In normal V-for loop rendering, why not recommend using index as the key of the loop item?

Let’s take an example. The initial data is on the left, and then I insert a new data in front of the data to become a list on the right

<ul>                      <ul>
    < Li key = "0" > a < / Li > < Li key = "0" > Lin Sanxin</li>
    <li key="1">b</li>        <li key="1">a</li>
    <li key="2">c</li>        <li key="2">b</li>
                              <li key="3">c</li>
</ul>                     </ul>

Logically speaking, the most ideal result is to insert only one Li tag new node and leave the others unchanged to ensure the highest efficiency of DOM operation.
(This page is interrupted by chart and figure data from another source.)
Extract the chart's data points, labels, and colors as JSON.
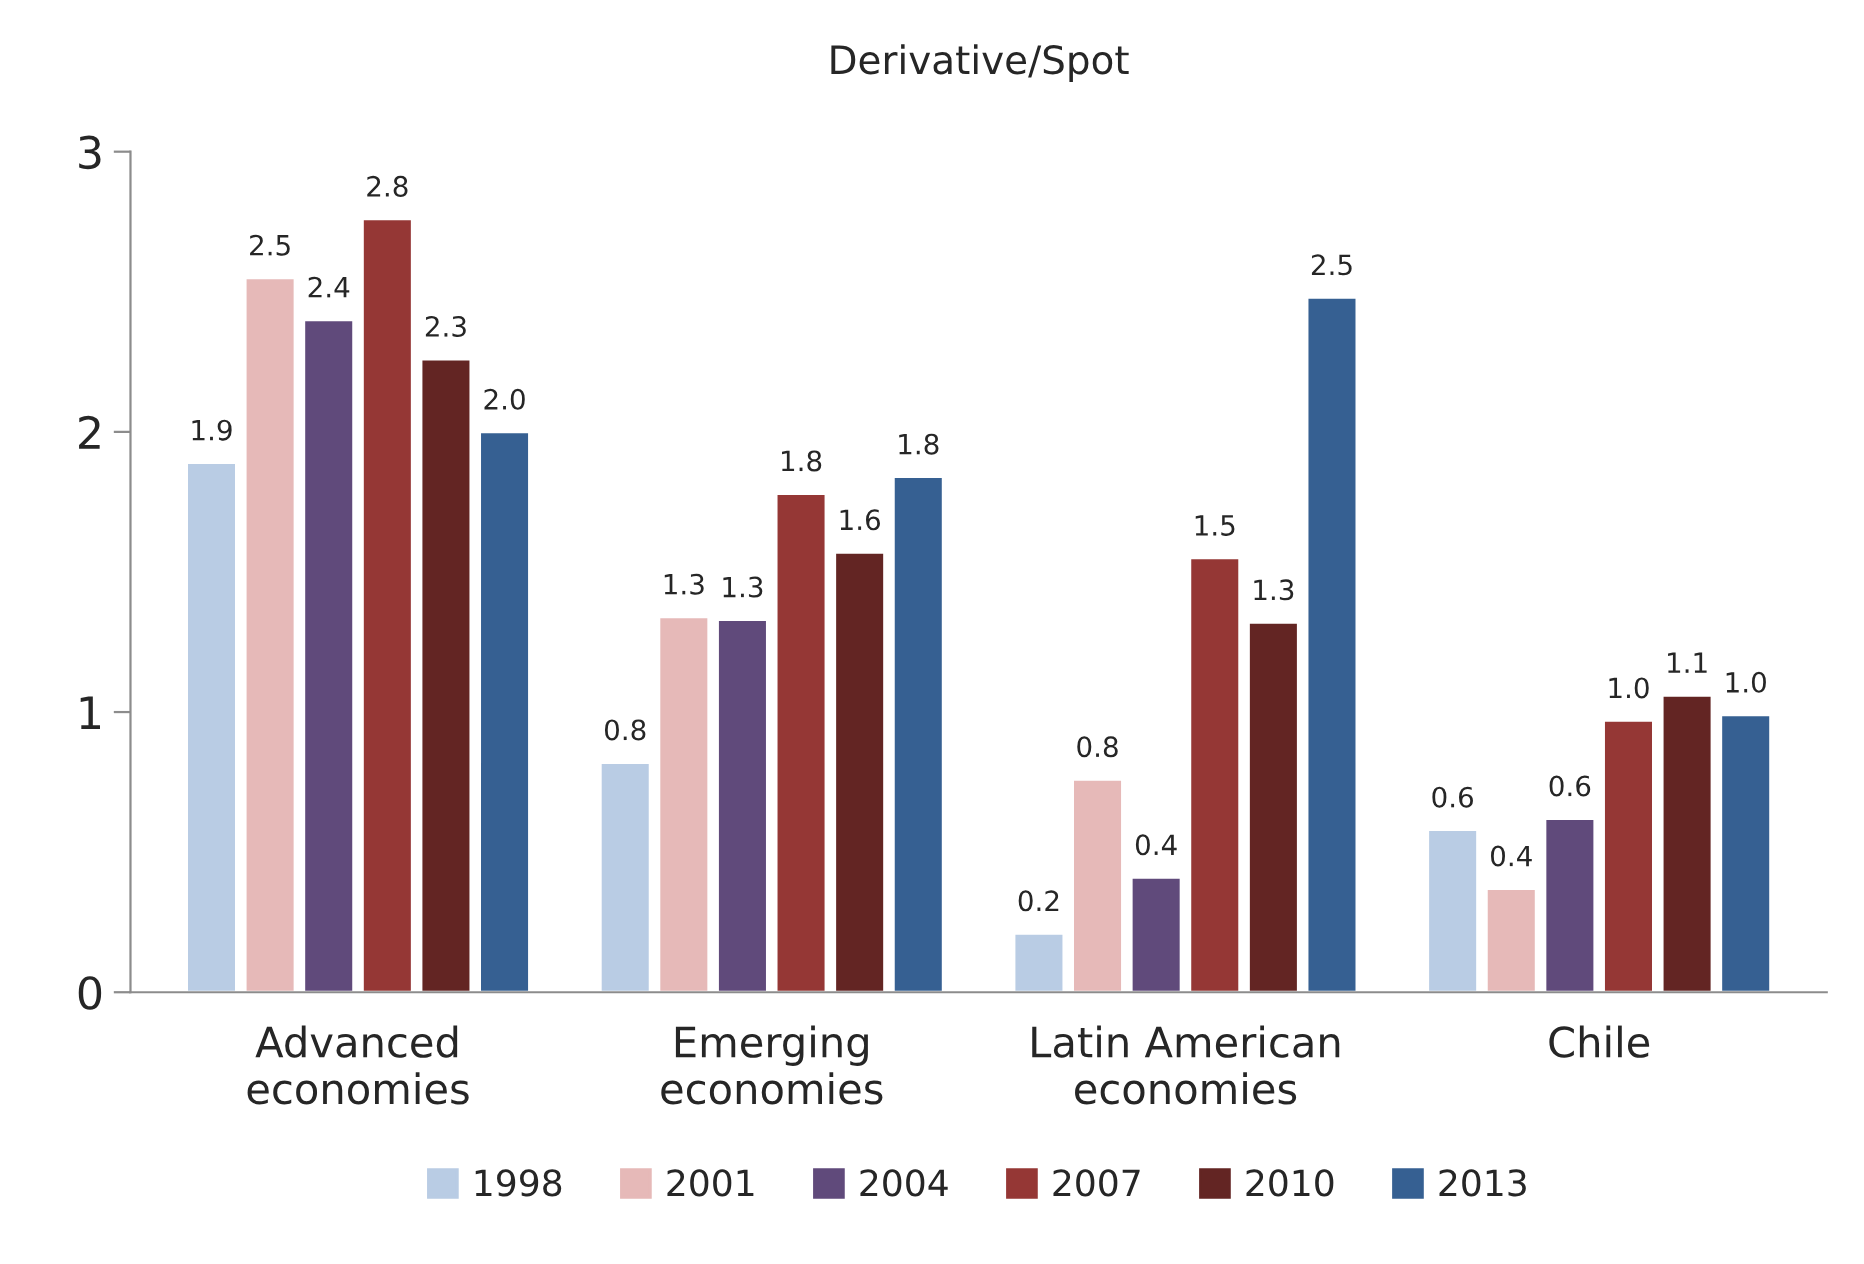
{
  "chart_data": {
    "type": "bar",
    "title": "Derivative/Spot",
    "categories": [
      "Advanced\neconomies",
      "Emerging\neconomies",
      "Latin American\neconomies",
      "Chile"
    ],
    "series": [
      {
        "name": "1998",
        "color": "#b9cce4",
        "values": [
          1.89,
          0.82,
          0.21,
          0.58
        ],
        "value_labels": [
          "1.9",
          "0.8",
          "0.2",
          "0.6"
        ]
      },
      {
        "name": "2001",
        "color": "#e6b9b8",
        "values": [
          2.55,
          1.34,
          0.76,
          0.37
        ],
        "value_labels": [
          "2.5",
          "1.3",
          "0.8",
          "0.4"
        ]
      },
      {
        "name": "2004",
        "color": "#604a7b",
        "values": [
          2.4,
          1.33,
          0.41,
          0.62
        ],
        "value_labels": [
          "2.4",
          "1.3",
          "0.4",
          "0.6"
        ]
      },
      {
        "name": "2007",
        "color": "#953735",
        "values": [
          2.76,
          1.78,
          1.55,
          0.97
        ],
        "value_labels": [
          "2.8",
          "1.8",
          "1.5",
          "1.0"
        ]
      },
      {
        "name": "2010",
        "color": "#632523",
        "values": [
          2.26,
          1.57,
          1.32,
          1.06
        ],
        "value_labels": [
          "2.3",
          "1.6",
          "1.3",
          "1.1"
        ]
      },
      {
        "name": "2013",
        "color": "#366092",
        "values": [
          2.0,
          1.84,
          2.48,
          0.99
        ],
        "value_labels": [
          "2.0",
          "1.8",
          "2.5",
          "1.0"
        ]
      }
    ],
    "ylim": [
      0,
      3
    ],
    "yticks": [
      0,
      1,
      2,
      3
    ],
    "grid": false,
    "legend": "bottom"
  }
}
But if we use index as the key here, will we really achieve our ideal result? Without much nonsense, practice it:

<ul>
   <li v-for="(item, index) in list" :key="index">{{ item.title }}</li>
</ul>
< button @ Click = "add" > Add < / button >

list: [
        { title: "a", id: "100" },
        { title: "b", id: "101" },
        { title: "c", id: "102" },
      ]

add() {
      this. list. Unshift ({Title: "Lin Sanxin", ID: "99"});
    }

Click the button and we can see that not the result we expected, but all Li tags have been updated

15 pictures, 20 minutes to understand the core principles of diff algorithm, Jesus can't stop it! I said!!!

Why? Or through the diagram to explain

As a matter of course,a,b,cThe three li tags are all before reuse, because the three of them have not changed at all. What has changed is that a new one has been added in frontLin Sanxin

15 pictures, 20 minutes to understand the core principles of diff algorithm, Jesus can't stop it! I said!!!

But as we said earlier, we are in the process of child nodeDiff algorithmDuring the process, the old first node and the new first node will besameNodeIn contrast, this step hits the logic, because nowNew and old two header nodesofkeyAll0Similarly, those with keys 1 and 2 also hit the logic, resulting inNodes with the same keyI’ll do itpatchVnodeUpdate the text, which is already thereC nodeHowever, because there was no node with key 4 before, it was regarded as a new node, so it was funny. Using index as the key, the last new node was the existing C node. So the first three are carried outpatchVnodeUpdate the text, and the last one is updatednewly added, that explains why all Li tags have been updated.

15 pictures, 20 minutes to understand the core principles of diff algorithm, Jesus can't stop it! I said!!!

How can we solve it? In fact, we just need to use a unique value as the key

<ul>
   <li v-for="item in list" :key="item.id">{{ item.title }}</li>
</ul>

Now let’s see the effect

15 pictures, 20 minutes to understand the core principles of diff algorithm, Jesus can't stop it! I said!!!

Why do we use ID as key to achieve our ideal effect? Because if we do so,a. B, C nodesofkeyThe key will always be the same before and after the update, and becausea. B, C nodesThe content of has not changed, so it’s even going onpatchVnode, it will not perform complex update operations inside, which saves performance. However, Lin Sanxin node is treated as a new node and added to the real DOM because there is no node corresponding to its key before updating.

15 pictures, 20 minutes to understand the core principles of diff algorithm, Jesus can't stop it! I said!!!

epilogue

I hope it can help those students who have always wanted to understand virtual Dom and diff algorithm

If you think this article can help you a little, please give me a praise, ha ha

15 pictures, 20 minutes to understand the core principles of diff algorithm, Jesus can't stop it! I said!!!